The Congress which lost their stronghold in one of the few remaining states to Bharatiya Janata Party (BJP) soon arrived at an understanding with former prime minister Deve Gowdas’ regional party Janta Dal Secular (JDS) and agreed that his son HD Kumaraswamy will be the Chief Minister of a coalition government. The situation complicated further as BJP paused its premature celebrations and sent their presumptive chief minister BS Yeddyurappa to meet the governor, seeking time to form the government on the grounds of them being the single largest party.
As both parties announced their decision to stake a claim at the governor’s behest yesterday evening, several narratives pertaining to the possible outcome have emerged. However, what happens next depends entirely on Vajubhai Vala, a former BJP member who was appointed as governor of the state by the centre four years ago.
HD Kumaraswamy: Will the kingmaker be the king?
Before stepping down as Chief Minister, Congress’ Siddaramaiah addressed the media saying, “We thank the people for their verdict and we accept their mandate. Parties cannot, most often, win on its own. Sometimes we need to take support and help from fellow parties. So we have decided to join hands with JDS.” Moreover, Congress’ earlier losses in Meghalaya, Manipur and Goa on similar grounds despite having the single largest party majority gives their claim to a chance to form a government fair standing.
Soon after the outgoing CM handed in his resignation, HD Karunaswamy informed the media, “We have submitted a letter to the Governor so as to form government with the support of Congress. We have both submitted letters so as to seek the permission of the governor.”
Swaminathan Aiyer said in an interview to Economic Times, “Mr Kumaraswamy wants to be number one and not number two and as far as I can see he will go along with anybody who makes him number one.” He added, “The BJP had an unhappy experience with him last time when they got into a coalition.” Kumaraswamy who was granted the chief ministerial seat for 20 months in February 2006, provided he relinquished his claim after that period, refused to comply leading to a complete breakdown.

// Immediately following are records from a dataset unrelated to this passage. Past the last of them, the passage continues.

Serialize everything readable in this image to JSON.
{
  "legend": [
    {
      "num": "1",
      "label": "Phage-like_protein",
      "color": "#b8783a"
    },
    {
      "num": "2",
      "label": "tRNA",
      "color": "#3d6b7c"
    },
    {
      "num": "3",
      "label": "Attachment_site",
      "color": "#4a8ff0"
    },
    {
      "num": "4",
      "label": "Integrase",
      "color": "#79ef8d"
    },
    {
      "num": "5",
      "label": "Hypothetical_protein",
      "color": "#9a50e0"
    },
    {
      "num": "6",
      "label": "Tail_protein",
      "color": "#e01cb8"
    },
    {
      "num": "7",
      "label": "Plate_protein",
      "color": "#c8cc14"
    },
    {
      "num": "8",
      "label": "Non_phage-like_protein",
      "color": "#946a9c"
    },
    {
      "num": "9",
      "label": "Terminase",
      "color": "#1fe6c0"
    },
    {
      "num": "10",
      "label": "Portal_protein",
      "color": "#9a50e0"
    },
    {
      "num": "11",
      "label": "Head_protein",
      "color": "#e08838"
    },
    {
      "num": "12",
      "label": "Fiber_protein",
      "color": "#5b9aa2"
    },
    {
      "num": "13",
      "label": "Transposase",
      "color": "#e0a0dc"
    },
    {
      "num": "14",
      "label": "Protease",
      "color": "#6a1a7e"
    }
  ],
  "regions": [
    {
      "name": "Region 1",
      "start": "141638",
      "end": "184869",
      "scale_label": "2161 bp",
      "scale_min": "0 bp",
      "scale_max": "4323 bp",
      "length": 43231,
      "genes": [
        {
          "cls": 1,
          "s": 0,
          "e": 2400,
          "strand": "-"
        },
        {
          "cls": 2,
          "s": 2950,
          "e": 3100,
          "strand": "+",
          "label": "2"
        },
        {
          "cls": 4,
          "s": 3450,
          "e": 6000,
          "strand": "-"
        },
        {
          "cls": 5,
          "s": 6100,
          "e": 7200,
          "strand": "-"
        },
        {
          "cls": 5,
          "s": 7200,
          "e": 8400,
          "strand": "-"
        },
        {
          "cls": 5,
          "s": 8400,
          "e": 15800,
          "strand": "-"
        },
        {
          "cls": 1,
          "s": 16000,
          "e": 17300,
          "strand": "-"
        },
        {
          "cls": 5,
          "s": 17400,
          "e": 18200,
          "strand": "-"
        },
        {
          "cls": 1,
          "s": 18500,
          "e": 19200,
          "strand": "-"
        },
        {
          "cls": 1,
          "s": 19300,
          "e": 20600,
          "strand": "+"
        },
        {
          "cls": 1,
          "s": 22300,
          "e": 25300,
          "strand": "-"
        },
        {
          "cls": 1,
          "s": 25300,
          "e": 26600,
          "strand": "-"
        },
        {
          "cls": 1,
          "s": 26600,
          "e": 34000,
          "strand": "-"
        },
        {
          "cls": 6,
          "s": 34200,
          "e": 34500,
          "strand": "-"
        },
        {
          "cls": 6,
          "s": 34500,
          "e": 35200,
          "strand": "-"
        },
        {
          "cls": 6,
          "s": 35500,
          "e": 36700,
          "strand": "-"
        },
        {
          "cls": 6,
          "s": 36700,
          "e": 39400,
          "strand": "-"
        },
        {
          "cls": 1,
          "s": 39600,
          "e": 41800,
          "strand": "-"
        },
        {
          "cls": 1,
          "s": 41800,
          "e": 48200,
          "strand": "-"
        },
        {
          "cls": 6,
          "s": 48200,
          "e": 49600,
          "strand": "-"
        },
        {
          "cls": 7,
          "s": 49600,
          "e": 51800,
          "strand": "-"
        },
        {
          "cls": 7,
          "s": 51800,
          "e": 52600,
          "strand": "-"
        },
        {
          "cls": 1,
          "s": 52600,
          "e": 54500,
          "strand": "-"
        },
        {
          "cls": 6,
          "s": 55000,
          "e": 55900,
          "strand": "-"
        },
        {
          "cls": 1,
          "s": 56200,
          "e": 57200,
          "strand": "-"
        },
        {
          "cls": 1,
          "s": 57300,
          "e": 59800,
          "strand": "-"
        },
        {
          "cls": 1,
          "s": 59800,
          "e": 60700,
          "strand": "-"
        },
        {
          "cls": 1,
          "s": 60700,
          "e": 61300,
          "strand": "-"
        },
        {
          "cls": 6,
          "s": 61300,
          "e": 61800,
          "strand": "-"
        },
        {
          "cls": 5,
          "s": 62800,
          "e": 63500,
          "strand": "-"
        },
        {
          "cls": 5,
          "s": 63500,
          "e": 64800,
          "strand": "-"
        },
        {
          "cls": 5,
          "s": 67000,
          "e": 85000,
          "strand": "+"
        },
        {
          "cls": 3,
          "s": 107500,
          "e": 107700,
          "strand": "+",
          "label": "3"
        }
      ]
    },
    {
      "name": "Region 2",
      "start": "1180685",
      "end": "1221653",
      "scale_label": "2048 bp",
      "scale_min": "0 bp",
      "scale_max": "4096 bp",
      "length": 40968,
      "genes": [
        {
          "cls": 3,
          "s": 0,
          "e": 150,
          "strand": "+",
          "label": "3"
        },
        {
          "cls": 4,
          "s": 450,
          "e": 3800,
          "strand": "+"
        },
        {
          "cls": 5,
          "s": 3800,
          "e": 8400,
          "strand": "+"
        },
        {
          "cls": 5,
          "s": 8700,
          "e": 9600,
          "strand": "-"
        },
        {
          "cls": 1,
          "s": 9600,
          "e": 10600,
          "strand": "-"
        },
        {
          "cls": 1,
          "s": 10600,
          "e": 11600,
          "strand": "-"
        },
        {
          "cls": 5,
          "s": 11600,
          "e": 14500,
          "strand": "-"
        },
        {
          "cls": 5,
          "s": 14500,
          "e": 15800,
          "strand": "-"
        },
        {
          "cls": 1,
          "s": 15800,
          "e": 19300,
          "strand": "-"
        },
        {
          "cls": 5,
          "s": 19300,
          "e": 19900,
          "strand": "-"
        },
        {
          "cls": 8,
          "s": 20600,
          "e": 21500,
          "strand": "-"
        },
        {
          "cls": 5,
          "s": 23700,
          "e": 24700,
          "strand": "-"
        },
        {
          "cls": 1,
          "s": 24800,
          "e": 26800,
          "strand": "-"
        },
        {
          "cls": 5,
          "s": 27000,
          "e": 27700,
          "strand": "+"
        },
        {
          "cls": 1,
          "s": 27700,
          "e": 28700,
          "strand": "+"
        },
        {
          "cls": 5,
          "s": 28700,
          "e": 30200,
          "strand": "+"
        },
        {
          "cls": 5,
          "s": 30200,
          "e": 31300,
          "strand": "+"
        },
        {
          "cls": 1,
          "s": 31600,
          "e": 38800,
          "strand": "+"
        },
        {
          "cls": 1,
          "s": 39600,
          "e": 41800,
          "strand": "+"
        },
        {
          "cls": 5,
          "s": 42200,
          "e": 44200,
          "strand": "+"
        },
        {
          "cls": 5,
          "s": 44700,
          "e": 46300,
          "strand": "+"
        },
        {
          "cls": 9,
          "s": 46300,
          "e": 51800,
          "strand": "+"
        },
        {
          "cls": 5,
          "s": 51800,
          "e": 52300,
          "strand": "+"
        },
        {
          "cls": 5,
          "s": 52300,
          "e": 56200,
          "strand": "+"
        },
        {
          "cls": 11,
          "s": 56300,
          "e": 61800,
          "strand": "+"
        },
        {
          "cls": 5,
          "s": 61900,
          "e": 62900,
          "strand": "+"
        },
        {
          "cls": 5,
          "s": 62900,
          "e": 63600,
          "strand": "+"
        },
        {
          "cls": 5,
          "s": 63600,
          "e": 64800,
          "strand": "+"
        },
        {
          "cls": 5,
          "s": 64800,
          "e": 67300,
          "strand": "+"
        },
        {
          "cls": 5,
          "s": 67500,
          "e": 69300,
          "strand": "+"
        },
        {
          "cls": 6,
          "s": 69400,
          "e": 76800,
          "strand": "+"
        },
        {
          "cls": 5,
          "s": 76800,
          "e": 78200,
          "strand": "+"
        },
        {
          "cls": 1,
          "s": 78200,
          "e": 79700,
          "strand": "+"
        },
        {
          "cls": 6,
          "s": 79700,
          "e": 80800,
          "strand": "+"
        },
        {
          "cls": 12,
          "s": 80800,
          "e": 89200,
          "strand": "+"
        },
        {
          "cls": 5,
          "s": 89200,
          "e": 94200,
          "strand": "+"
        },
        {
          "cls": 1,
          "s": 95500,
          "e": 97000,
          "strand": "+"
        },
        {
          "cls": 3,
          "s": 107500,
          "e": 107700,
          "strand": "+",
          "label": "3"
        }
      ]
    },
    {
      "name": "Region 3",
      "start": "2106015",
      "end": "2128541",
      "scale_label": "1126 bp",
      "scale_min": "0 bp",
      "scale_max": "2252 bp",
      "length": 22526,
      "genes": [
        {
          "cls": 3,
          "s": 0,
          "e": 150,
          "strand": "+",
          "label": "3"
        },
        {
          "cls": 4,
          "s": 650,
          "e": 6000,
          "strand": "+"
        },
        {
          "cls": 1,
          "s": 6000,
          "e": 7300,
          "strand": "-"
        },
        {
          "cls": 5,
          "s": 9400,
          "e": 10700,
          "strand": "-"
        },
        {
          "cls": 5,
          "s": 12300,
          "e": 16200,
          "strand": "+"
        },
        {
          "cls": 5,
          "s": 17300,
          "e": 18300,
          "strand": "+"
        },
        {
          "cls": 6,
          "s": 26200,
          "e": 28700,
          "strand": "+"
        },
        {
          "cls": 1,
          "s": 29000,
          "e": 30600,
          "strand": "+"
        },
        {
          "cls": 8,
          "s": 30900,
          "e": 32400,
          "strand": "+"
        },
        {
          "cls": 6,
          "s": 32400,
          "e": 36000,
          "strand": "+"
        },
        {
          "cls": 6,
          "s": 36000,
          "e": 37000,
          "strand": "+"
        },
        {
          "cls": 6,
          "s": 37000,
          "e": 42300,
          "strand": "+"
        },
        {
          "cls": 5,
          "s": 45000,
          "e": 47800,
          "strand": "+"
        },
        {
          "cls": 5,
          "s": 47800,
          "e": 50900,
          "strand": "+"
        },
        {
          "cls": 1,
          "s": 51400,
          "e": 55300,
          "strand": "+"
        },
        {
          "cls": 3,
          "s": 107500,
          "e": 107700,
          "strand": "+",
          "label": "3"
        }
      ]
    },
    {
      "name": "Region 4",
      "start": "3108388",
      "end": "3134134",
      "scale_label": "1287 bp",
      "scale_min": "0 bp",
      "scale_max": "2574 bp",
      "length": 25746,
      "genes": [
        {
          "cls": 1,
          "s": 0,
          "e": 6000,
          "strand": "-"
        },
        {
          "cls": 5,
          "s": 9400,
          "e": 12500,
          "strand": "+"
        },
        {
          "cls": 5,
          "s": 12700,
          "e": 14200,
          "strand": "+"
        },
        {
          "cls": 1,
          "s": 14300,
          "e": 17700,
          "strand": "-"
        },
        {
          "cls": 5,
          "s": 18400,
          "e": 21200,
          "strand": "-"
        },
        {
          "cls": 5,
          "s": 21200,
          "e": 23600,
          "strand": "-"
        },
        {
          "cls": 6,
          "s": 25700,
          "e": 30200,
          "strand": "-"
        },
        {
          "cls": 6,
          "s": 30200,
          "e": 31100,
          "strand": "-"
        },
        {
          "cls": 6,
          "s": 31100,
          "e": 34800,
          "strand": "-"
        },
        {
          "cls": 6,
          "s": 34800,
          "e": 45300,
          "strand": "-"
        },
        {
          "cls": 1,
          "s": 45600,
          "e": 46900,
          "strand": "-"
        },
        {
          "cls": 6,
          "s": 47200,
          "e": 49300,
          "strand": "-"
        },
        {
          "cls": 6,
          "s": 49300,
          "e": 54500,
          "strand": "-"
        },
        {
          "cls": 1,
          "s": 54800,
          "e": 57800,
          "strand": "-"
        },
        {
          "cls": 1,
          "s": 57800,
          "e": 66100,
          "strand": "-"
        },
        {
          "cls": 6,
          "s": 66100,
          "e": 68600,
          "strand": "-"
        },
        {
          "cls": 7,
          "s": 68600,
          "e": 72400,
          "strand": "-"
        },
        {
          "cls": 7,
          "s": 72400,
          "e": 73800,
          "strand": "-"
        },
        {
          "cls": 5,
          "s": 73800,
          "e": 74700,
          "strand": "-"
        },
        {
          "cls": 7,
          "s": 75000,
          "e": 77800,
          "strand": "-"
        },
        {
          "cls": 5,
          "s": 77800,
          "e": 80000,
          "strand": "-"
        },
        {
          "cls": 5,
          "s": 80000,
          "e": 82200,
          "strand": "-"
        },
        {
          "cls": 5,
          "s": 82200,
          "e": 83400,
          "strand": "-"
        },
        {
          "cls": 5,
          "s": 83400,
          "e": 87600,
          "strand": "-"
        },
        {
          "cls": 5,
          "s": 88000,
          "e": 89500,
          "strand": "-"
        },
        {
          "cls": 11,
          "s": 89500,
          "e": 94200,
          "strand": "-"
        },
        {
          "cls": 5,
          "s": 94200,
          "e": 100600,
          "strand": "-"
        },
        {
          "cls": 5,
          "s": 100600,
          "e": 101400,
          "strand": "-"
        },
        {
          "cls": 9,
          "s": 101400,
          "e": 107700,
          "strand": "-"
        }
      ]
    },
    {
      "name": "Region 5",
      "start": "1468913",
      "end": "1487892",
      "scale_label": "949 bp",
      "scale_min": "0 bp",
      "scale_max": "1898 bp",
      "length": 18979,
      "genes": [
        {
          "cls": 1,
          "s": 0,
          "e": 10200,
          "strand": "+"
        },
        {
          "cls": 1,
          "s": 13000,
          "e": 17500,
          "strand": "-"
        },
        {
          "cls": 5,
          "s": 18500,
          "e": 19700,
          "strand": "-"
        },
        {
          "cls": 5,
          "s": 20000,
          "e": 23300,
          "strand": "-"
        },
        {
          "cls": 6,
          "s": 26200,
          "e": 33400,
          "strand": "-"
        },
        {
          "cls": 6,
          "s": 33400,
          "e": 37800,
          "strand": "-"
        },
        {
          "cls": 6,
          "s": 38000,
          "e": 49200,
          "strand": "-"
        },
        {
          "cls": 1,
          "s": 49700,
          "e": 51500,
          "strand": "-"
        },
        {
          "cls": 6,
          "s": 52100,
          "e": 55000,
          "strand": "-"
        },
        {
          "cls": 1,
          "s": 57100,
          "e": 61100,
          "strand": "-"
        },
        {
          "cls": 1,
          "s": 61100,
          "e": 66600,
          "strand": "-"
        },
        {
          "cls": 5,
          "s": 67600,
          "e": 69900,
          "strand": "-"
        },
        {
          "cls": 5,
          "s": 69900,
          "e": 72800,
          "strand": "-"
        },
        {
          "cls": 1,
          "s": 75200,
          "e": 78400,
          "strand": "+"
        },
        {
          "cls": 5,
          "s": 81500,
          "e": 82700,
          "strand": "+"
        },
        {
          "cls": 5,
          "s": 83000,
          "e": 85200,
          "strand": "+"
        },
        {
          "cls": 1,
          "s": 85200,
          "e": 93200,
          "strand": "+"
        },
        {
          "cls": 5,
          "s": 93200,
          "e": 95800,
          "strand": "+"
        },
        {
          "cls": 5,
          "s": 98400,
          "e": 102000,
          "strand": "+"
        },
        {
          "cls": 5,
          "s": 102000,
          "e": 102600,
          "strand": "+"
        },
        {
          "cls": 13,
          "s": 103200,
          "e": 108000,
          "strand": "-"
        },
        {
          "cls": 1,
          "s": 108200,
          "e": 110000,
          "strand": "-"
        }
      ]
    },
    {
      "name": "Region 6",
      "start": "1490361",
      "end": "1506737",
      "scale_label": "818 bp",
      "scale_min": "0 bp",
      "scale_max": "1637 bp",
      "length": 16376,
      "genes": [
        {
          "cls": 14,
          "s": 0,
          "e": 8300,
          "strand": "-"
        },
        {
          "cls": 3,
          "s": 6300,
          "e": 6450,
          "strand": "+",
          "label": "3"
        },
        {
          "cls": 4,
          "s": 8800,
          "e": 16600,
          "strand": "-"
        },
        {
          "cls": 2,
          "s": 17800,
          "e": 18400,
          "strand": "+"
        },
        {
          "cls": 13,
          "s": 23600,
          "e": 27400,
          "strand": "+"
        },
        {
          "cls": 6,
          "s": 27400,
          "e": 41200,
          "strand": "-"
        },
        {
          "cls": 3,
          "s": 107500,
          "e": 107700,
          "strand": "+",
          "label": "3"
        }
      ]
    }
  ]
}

Given this history, the JDS’s decision to form a government with Congress’ support is not surprising. However, the possibility of horsetrading in the next few days makes it difficult to ascertain if JDS’ loyalty will flail, especially if BJP is given the first crack at forming a government on the assembly floor (Vidhan Sabha).
If the governor calls BJP first to try and form the government it will have 21 days to prove it's majority. That is enough time for many deals to be made, unmade and sealed #KarnatakaVerdict
— barkha dutt (@BDUTT) May 15, 2018
Yeddyurappa: A formidable obstacle in the way of Cong+JDS coalition
Meanwhile, there was furore at the BJP headquarters in Delhi and Karnataka as they made a lunge to consolidate the power it won by public mandate. BJP’s Yeddyurappa was granted the first meeting with the governor on Tuesday after a JD(S) delegation was denied entry.

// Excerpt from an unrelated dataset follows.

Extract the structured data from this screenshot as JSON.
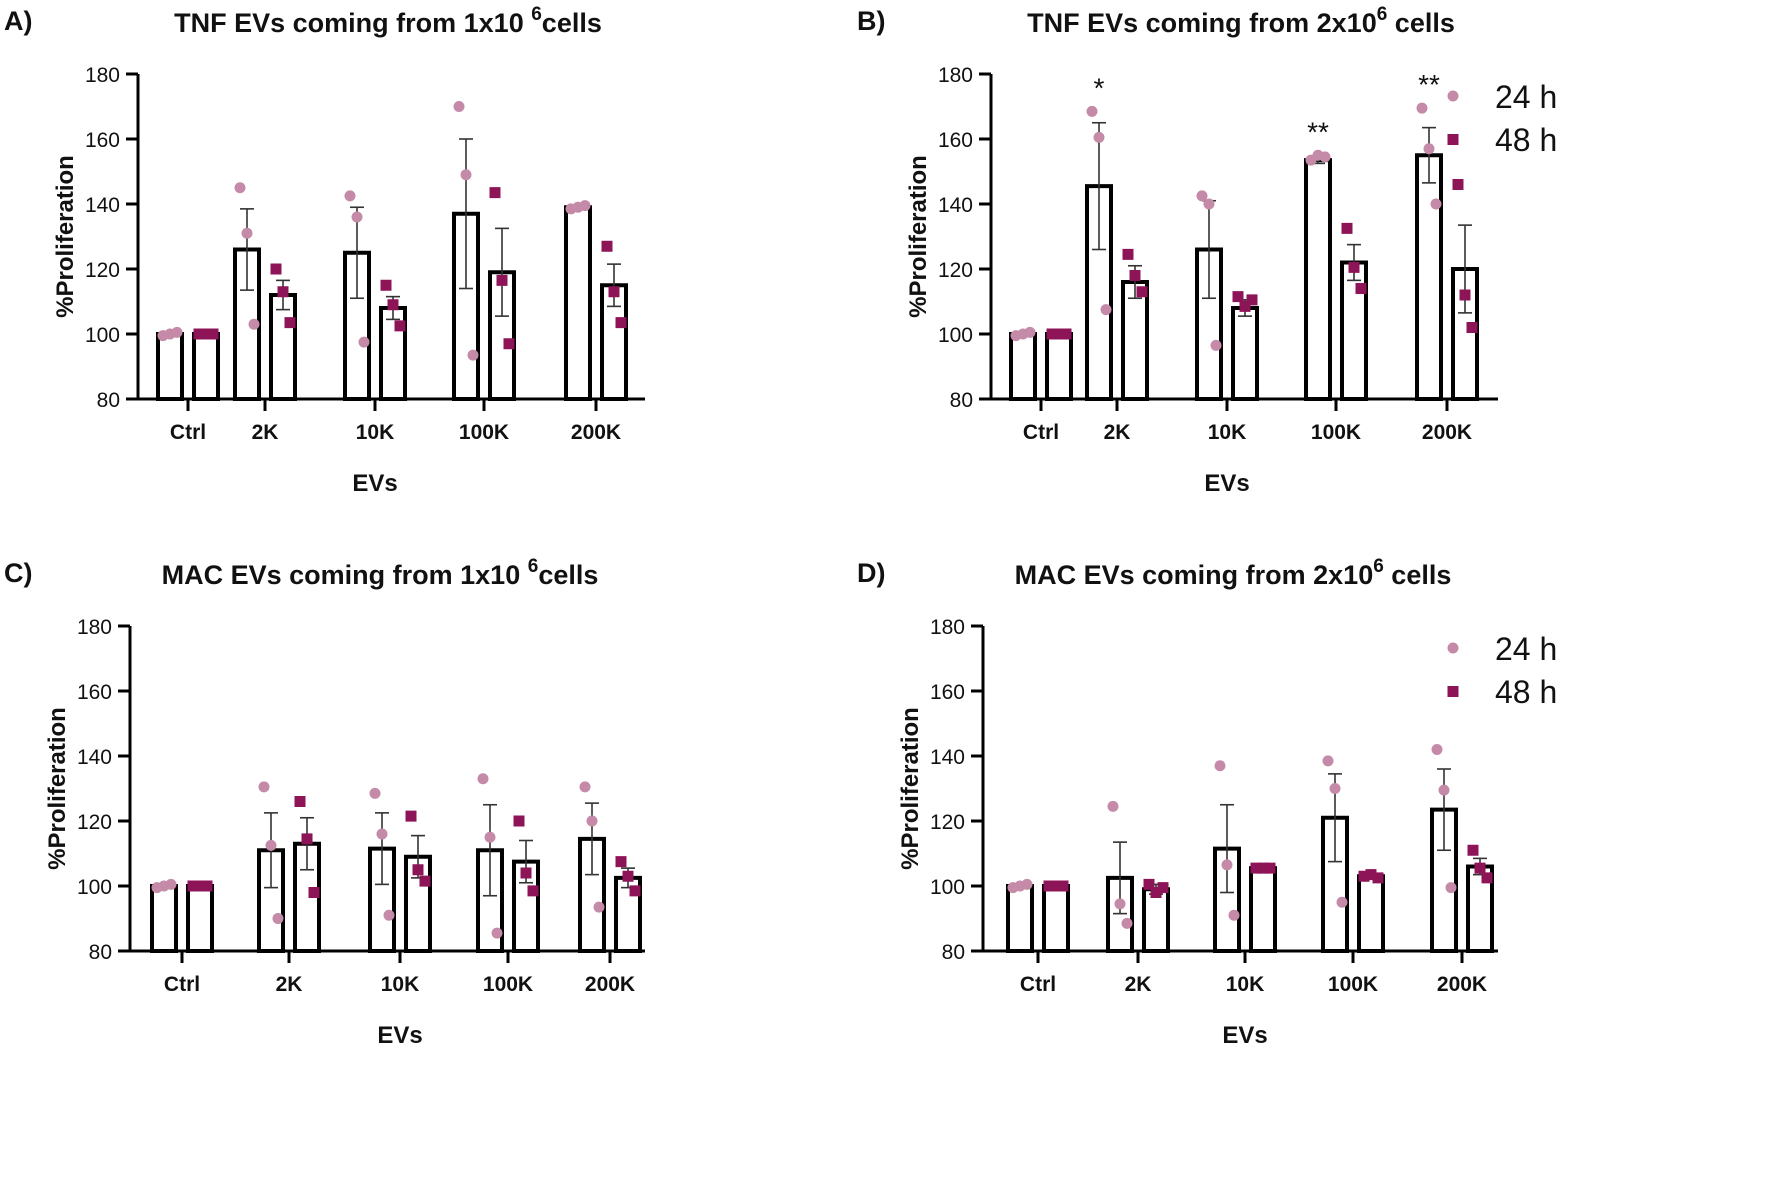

The 75-year-old strongman of the BJP was convinced on Monday that the party would win a clear majority. He cancelled his trip to Delhi after BJP failed to cross the magic mark of 112. Shortly after his meeting with the governor, Yeddyurappa announced, ”We will prove our majority on the floor of the house.”

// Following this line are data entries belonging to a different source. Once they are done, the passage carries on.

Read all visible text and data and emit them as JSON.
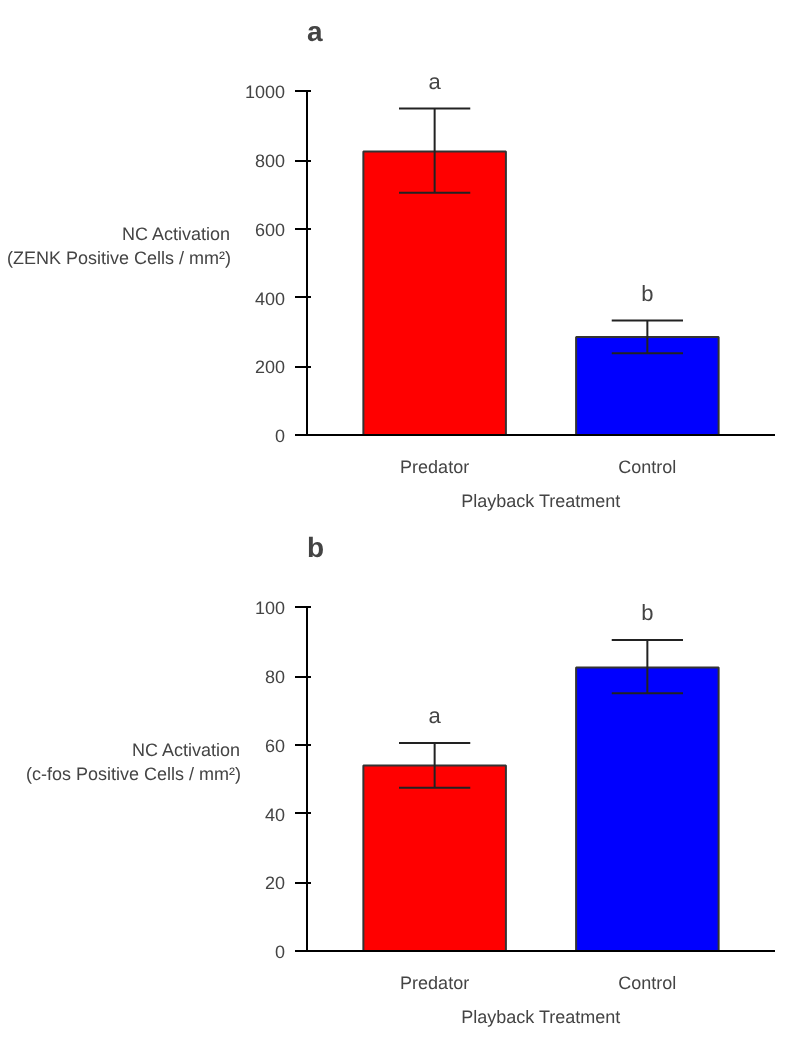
{
  "chart_data": [
    {
      "type": "bar",
      "title": "a",
      "xlabel": "Playback Treatment",
      "ylabel": "NC Activation\n(ZENK Positive Cells / mm²)",
      "categories": [
        "Predator",
        "Control"
      ],
      "series": [
        {
          "values": [
            825,
            285
          ],
          "colors": [
            "#ff0000",
            "#0000ff"
          ],
          "errors": [
            [
              705,
              950
            ],
            [
              238,
              333
            ]
          ]
        }
      ],
      "ylim": [
        0,
        1000
      ],
      "yticks": [
        0,
        200,
        400,
        600,
        800,
        1000
      ],
      "grid": false,
      "annotations": [
        "a",
        "b"
      ]
    },
    {
      "type": "bar",
      "title": "b",
      "xlabel": "Playback Treatment",
      "ylabel": "NC Activation\n(c-fos Positive Cells / mm²)",
      "categories": [
        "Predator",
        "Control"
      ],
      "series": [
        {
          "values": [
            54,
            82.5
          ],
          "colors": [
            "#ff0000",
            "#0000ff"
          ],
          "errors": [
            [
              47.5,
              60.5
            ],
            [
              75,
              90.5
            ]
          ]
        }
      ],
      "ylim": [
        0,
        100
      ],
      "yticks": [
        0,
        20,
        40,
        60,
        80,
        100
      ],
      "grid": false,
      "annotations": [
        "a",
        "b"
      ]
    }
  ]
}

As Prime Minister Narendra Modi delivered a huge win for his party today, BJP’s surge southward remains unabated. This election is seen as a primer for the national election next year. With the Congress government of Chief Minister Siddaramaiah voted out in Karnataka, the party now runs just three states in the entire country while the BJP governs 21 of 29. A desperate Congress made an open and unconditional offer for a post-poll alliance which was made possible by Ghulam Nabi Azad, in an effort to forge a broader front against BJP, although the ball is currently in the governor’s court.